Constructing a Topographic Profile
One of the important tools you can use to extract the vertical information from a topographic map, and see more clearly the shape of the earth’s surface that it represents is a topographic profile.
Construction of a topographic profile allows you to visualize the vertical component of a landscape. A topographic profile is similar to the view you have of a landscape while standing on earth, looking at hills and valleys from the side rather than from above.
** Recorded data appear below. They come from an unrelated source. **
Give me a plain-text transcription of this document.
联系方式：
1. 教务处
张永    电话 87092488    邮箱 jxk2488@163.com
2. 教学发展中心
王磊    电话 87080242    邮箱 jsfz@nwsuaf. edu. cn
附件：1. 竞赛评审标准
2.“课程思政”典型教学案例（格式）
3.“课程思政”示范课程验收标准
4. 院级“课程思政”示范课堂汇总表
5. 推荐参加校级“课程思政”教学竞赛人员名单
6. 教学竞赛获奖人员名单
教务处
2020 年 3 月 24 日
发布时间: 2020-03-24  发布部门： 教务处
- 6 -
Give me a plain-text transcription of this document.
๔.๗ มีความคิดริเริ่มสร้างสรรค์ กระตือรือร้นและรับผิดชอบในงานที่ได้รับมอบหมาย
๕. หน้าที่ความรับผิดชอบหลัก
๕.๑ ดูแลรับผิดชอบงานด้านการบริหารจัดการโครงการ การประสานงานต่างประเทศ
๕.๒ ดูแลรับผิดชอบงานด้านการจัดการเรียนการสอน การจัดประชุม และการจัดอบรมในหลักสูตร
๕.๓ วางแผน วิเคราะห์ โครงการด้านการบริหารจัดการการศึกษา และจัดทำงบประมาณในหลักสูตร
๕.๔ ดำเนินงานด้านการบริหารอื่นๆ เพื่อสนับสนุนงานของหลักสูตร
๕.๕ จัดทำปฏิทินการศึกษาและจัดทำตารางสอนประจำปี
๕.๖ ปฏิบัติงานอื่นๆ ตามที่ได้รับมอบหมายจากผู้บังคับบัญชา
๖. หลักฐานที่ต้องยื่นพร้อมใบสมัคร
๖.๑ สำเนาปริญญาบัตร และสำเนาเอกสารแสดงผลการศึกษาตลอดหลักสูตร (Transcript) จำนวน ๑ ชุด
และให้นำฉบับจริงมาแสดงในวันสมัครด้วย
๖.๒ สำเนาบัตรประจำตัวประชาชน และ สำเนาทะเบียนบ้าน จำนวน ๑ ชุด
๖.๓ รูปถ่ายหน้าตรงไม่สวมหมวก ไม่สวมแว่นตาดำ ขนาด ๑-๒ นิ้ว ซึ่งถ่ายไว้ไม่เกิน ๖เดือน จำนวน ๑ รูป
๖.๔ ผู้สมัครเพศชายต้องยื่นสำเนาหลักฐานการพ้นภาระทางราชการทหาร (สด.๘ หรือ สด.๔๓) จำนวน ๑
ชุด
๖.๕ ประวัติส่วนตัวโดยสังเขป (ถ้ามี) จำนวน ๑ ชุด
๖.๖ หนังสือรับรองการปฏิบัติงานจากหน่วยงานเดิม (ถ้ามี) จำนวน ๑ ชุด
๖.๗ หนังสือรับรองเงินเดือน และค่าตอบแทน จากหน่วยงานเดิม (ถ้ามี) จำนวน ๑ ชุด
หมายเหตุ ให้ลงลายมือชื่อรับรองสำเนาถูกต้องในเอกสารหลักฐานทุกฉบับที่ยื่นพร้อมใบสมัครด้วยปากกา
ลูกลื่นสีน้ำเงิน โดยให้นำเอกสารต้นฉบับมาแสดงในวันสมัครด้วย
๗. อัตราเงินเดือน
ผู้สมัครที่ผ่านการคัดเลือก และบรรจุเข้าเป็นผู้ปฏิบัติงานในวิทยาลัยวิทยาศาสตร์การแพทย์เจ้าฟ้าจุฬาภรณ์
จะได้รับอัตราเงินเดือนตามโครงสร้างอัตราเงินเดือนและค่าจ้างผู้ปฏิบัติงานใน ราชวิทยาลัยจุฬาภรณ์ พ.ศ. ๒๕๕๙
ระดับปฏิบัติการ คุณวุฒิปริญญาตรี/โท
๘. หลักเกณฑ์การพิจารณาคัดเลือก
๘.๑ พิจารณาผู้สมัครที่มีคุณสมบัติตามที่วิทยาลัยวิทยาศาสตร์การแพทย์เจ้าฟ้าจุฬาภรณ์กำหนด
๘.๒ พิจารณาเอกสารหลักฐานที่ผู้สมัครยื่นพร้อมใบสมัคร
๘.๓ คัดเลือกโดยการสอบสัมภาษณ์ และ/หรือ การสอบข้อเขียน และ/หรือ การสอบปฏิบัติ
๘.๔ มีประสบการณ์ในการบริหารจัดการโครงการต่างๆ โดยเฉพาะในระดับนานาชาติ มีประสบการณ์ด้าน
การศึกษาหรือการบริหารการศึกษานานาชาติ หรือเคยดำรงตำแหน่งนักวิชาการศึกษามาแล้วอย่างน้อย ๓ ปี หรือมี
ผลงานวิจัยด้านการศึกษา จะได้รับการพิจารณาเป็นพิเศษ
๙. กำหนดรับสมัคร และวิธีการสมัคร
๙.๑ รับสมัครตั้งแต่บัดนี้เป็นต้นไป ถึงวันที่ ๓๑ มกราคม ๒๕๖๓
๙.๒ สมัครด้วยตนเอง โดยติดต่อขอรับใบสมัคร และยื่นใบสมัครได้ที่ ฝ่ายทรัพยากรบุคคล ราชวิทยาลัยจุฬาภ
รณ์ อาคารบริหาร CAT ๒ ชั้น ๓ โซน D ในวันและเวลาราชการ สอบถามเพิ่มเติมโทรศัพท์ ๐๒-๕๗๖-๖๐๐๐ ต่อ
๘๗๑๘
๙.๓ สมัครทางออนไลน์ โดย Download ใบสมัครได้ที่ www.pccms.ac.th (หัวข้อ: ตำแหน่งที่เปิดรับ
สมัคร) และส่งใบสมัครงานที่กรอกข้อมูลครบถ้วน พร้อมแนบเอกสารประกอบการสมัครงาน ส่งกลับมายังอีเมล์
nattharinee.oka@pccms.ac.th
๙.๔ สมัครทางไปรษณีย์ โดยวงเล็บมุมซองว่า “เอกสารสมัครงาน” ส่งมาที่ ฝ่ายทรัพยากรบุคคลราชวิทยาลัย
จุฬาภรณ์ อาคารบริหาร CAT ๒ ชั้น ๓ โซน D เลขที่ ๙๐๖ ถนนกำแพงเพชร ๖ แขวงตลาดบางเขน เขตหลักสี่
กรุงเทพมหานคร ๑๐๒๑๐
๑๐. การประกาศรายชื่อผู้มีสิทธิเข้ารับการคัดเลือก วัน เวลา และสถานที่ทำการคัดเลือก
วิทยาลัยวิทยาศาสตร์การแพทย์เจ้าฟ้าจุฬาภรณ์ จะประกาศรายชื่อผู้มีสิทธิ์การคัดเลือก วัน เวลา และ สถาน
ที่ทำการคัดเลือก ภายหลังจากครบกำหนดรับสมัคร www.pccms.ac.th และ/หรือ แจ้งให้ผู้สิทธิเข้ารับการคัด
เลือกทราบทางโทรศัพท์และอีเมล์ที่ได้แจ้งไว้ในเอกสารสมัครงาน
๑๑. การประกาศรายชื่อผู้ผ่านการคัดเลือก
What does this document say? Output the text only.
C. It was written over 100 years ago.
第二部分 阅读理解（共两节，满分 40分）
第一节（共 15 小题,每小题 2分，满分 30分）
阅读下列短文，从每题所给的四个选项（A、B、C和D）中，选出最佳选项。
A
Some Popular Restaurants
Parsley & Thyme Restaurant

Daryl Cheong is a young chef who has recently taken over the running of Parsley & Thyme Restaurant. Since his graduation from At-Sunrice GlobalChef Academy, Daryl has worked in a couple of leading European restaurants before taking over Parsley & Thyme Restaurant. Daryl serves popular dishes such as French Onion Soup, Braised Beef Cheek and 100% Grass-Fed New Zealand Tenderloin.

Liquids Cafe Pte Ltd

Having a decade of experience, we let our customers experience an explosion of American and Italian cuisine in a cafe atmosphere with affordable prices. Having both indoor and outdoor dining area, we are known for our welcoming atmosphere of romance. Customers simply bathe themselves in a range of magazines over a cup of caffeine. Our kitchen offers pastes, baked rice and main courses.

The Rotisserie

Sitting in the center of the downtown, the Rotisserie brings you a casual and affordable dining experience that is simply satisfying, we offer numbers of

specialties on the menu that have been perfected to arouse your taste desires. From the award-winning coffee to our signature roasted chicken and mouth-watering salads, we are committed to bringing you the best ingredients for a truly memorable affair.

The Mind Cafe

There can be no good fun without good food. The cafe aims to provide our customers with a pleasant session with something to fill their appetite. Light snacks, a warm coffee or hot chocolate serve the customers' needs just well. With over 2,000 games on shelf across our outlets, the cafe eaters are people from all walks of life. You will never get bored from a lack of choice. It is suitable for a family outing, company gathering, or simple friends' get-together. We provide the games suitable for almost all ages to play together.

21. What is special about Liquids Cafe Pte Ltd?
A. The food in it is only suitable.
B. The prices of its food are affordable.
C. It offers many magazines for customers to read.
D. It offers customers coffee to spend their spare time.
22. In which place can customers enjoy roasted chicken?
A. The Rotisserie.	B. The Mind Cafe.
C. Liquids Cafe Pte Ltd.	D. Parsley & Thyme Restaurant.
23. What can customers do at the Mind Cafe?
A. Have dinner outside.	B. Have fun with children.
Given a topographic map such as the one below, here’s how to construct a topographic profile.
Step 1
Determine the line of profile, the line across that part of the map that you want to see in profile or cross-section view. Depending on which part of the map you want to see in profile, you can draw your line of profile in any direction you choose, across any part of the map you choose. For the map used in this example, we choose to draw the profile from A to A’ as shown in the diagram below, to see the entire length of the hill in profile.
Step 2
Draw a grid that will contain the profile. The width of the grid should be the same as the length of the line of profile. To draw the profile, the grid must be crossed by evenly-spaced horizontal lines that represent the contour elevations. The grid must extend high enough to span the elevation range of the contour lines spanned by the line of profile. You can see that the grid, shown below, includes the range of elevations that the line of profile crosses on the map. In addition, the grid must have an extra horizontal line at the bottom and top to accommodate the parts of the profile that go above the highest contour elevation and below the lowest contour elevation. That is why the grid in the example below goes below 400 feet and above 500 feet in elevation.
Step 3
Transfer the contour elevations from the topographic map to the profile grid. The point where each contour line crosses the line of profile on the topographic map determines the horizontal coordinate of each corresponding point on the grid of the topographic profile. The elevation of each contour line corresponds to the vertical coordinate of each corresponding point on the profile grid, as shown on the diagram below.
Step 4
Now that you have marked the elevation points on the profile grid, draw a smooth line connecting the data points as shown below. Note that the ends of this profile go below the 400 foot contour elevation but they do not extend to the 380 foot elevation because on the map the line of profile did not reach the 380 foot contour line. Also note that the top of the profile reaches a peak above 520 feet but less than 540 feet because the line of profile does not cross the 540 foot contour line.
Step 5
The completed topographic profile and the map it was drawn from are shown below. Topographic profiles are usually constructed without drawing any lines on the map. Instead, the edge of a piece of paper is laid along the line of profile and the contour line data is transferred to the edge of the piece of paper. From the edge of the piece of paper, the data are transfered to the profile grid, which is on a separate piece of paper.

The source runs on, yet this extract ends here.